The increasing concern over misinformation and “fake news” in the marketplace of ideas has stimulated research efforts on automatic fact-checking via machine learning and natural language processing methods.
A UNC-Chapel Hill computer science team, led by assistant professor Mohit Bansal, won first place in the first international Fact Extraction and Verification (FEVER) Challenge in Brussels, Belgium.
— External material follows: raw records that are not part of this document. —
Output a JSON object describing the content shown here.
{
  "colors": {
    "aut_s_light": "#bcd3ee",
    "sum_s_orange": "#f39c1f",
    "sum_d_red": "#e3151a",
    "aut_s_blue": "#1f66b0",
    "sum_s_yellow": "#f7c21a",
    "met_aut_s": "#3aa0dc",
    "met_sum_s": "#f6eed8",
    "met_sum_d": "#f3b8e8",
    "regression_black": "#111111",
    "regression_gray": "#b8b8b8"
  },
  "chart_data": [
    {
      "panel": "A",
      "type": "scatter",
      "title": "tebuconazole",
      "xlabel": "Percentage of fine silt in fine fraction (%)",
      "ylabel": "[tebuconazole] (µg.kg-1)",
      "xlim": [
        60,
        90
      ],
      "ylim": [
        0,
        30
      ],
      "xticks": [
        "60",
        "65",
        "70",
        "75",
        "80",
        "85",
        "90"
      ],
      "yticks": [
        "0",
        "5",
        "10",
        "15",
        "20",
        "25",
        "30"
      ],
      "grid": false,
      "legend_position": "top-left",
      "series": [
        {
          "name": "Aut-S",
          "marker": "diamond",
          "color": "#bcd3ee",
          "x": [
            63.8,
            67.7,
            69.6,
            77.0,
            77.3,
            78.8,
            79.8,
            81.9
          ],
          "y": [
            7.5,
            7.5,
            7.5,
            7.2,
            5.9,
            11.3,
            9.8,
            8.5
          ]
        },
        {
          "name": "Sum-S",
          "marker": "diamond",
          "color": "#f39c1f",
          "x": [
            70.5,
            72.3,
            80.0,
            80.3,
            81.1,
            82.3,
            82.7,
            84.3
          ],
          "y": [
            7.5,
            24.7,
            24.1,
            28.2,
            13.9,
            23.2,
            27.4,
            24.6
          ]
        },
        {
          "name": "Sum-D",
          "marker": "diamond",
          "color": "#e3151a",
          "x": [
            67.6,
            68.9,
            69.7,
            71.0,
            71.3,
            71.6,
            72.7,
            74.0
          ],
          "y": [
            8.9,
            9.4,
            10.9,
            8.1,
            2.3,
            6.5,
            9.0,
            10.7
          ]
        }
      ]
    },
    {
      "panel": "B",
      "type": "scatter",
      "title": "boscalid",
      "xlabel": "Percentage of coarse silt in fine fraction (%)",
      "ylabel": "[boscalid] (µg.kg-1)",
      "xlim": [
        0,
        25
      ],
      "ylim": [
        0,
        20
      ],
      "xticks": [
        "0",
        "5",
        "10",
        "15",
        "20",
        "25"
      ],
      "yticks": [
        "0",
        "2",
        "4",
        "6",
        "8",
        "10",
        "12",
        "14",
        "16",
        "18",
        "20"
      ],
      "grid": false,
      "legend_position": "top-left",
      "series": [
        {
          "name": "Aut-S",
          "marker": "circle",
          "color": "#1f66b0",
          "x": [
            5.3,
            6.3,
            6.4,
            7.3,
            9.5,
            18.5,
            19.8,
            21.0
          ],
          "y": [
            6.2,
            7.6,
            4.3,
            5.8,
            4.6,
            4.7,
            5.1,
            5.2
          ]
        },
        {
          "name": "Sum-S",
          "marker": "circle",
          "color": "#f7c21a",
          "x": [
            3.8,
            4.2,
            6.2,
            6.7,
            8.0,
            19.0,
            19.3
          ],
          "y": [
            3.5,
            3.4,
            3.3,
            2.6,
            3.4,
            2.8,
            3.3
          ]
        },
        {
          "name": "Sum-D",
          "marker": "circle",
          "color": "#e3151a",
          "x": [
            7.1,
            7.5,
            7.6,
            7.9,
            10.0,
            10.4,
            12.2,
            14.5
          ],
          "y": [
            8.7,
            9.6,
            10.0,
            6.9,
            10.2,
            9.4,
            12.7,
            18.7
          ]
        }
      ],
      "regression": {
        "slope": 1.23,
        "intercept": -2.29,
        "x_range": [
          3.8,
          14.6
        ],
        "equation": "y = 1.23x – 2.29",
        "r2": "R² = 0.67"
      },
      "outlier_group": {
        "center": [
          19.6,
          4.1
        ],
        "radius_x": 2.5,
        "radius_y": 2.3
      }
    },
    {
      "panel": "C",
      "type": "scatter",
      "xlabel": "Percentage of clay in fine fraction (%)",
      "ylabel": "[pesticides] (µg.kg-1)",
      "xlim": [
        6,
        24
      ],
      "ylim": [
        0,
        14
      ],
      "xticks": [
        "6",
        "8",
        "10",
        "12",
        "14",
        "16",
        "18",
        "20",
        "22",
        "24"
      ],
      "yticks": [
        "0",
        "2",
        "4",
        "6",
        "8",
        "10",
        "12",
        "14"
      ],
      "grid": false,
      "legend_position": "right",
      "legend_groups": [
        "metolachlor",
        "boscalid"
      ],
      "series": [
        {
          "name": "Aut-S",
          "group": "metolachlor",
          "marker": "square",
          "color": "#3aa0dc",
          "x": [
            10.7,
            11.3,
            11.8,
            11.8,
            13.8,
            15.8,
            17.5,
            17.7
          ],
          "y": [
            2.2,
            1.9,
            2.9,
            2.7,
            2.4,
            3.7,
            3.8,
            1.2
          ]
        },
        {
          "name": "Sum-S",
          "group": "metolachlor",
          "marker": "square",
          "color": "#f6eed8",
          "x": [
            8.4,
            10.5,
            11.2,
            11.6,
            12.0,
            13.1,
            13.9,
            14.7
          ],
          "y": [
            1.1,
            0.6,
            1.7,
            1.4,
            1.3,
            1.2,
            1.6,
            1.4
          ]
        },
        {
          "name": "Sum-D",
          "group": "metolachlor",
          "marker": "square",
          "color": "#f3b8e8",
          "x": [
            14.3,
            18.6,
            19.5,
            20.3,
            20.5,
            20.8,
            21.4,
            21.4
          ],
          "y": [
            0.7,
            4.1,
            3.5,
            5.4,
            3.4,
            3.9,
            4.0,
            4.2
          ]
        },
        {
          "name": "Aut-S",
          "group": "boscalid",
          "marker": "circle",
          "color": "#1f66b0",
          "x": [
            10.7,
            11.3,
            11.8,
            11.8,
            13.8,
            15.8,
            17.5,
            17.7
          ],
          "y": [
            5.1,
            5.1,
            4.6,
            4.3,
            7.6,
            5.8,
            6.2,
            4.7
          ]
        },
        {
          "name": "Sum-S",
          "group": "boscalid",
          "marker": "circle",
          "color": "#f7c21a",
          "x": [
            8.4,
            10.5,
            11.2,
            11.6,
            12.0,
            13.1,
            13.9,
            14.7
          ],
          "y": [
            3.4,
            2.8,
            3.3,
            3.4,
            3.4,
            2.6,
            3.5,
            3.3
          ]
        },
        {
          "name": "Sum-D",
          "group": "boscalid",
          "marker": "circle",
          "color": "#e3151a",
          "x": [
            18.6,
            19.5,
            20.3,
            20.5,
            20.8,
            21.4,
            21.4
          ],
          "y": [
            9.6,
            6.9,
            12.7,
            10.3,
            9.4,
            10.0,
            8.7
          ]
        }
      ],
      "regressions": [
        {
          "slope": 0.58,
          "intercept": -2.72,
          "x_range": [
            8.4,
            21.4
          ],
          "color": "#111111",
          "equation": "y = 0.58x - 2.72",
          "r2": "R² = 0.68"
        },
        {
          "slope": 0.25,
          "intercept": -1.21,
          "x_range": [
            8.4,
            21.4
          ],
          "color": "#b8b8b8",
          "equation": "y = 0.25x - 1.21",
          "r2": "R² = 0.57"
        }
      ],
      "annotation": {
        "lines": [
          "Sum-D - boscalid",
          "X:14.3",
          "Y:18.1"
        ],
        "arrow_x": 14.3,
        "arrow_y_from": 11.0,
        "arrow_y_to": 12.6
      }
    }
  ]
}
The challenge was held at the 2018 Conference on Empirical Methods in Natural Language Processing (EMNLP). The challenge required teams to submit a system that verifies (or refutes or says “not enough information”) claims using evidential sentences extracted from Wikipedia documents.
The UNC Natural Language Processing Group developed a three-module, interpretable machine learning system that took first place at the competition which featured 24 entries from several international teams, including top universities and labs such as University College London, Ohio State University, Technical University of Darmstadt (Germany), Columbia University, University of California Santa Barbara and more.
Doctoral students Yixin Nie and Haonan Chen made up the UNC-Chapel Hill team, directed by Bansal.
Nie received an Amazon travel grant of 1,000 euros to give a selected oral presentation of the Carolina lab’s fact verification system at the FEVER Challenge workshop.
An extended study of this proposed system by the same authors was also published in AAAI 2019, and the full paper is available here. The competition was organized by Amazon and the University of Sheffield.